Nutrition and Chronic Disease

Poor nutrition is one of four major risk factors for chronic disease, alongside tobacco use, physical inactivity, and excessive alcohol consumption. A consistently balanced diet helps prevent, delay, and manage heart disease, type 2 diabetes, and other long-term conditions. The pattern that research supports most consistently emphasizes a variety of fruits and vegetables, whole grains, lean protein, and limited amounts of added sugars, saturated fats, and sodium.

This isn’t about any single superfood or miracle supplement. The protective effect comes from the overall pattern of eating over months and years, not from isolated meals. Your body uses nutrients in combination. Vitamin C enhances iron absorption. Fat-soluble vitamins need dietary fat to be absorbed properly. Fiber slows the release of sugar into your bloodstream after a meal. These interactions are why whole, varied diets consistently outperform supplement-based approaches in disease prevention research.

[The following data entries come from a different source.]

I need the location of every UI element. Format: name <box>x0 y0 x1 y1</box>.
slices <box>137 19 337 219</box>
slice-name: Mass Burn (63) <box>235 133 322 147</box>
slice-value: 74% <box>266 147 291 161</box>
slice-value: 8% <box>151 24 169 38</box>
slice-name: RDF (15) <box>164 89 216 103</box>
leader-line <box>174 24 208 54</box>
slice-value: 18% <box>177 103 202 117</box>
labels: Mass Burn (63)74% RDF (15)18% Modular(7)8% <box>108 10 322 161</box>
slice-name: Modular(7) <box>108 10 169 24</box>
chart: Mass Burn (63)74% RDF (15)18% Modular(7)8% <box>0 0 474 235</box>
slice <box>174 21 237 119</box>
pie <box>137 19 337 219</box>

What Affects How Well You Absorb Nutrients

Even if your diet looks good on paper, several real-world factors influence whether your body gets what it needs. The quality and freshness of your food matters, as does what you eat it with. Some food components enhance absorption (vitamin C paired with plant-based iron sources, for instance), while others inhibit it (certain compounds in tea and coffee can reduce mineral absorption).

Your own body plays a role too. Digestive conditions, medications, stress, and aging all change how efficiently your gut extracts nutrients from food. Someone with low stomach acid, whether from age or medication, may absorb less calcium, iron, and B12 from the same meal as someone with normal acid levels. This is why two people eating identical diets can end up with very different nutritional status.